Cotgrave Candleby Lane school children explore science inspired by traditional events and festivals

Children at Cotgrave Candleby Lane School have been exploring science inspired by traditional festivals and events like Diwali and Bonfire Night.

Cotgrave Candleby Lane school children explore science inspired by traditional events and festivals

Charlie Reeves is a Year 1 teacher at the school and explained the exciting day when children became practical scientists. "We used festivals and annual events to inspire some science lessons and experiments with the children. With my colleagues Miss Springhall and Mrs. Wheatley, we planned to make the lessons exciting and memorable and so lined up some practical experiments to get children fully engaged with the subject.”

One such experiment saw children observing the effect of mixing food colouring and vegetable oil together and then pouring it into water. Charlie said, "Children were able to see the food colouring and vegetable oil became one liquid when mixed together. But when it was poured into the water, the two liquids separated and the food colouring ‘escaped’ the oil and went into the water. It looked like it was exploding into the water like fireworks. We learnt that to see the variety of colours, we shouldn’t have mixed the food colouring and oil together so vigorously!”

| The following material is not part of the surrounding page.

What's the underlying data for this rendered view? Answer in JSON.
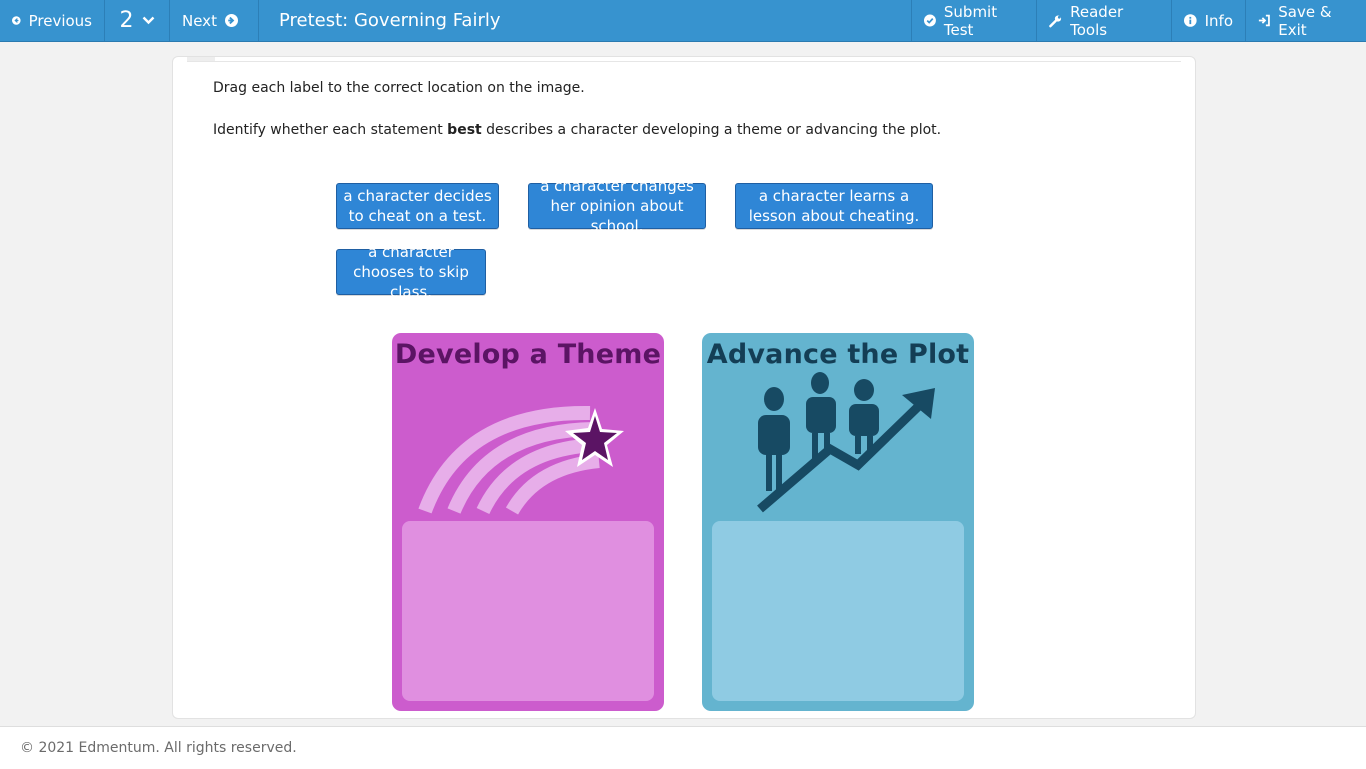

Another experiment needed considerably more space to carry out as children observed the chemical reaction between two everyday items.

Charlie said that children were excited about this investigation, and accurately predicted what followed. She said, "We mixed cola and mentos for the next experiment. The cola bottle exploded and shot liquid and mentos everywhere much to the joy of the children! After the excitement simmered down, we discussed why this happened and the children agreed that the cola drink and mentos mustn’t like each other and that this may cause them to repel and explode away from each other!

 "We also discussed the effect of the fizz in the cola drink and the porous surface of the mentos to see if that prompted the reaction. During the experiment, we observed that the bottle didn’t explode, but the coke and mentos certainly did react and caused an explosion, a bit like a firework shooting into the air! We learnt that the more mentos we added, the larger the explosion!”

Charlie said that by creating practical experiments for children, their grasp of the science is more memorable. "Exciting lessons are more memorable for children and foster a deeper understanding through the discussions we have afterwards. We certainly think that the children enjoyed their lessons and will have strong memories of their lessons. We all became budding scientists for the day!”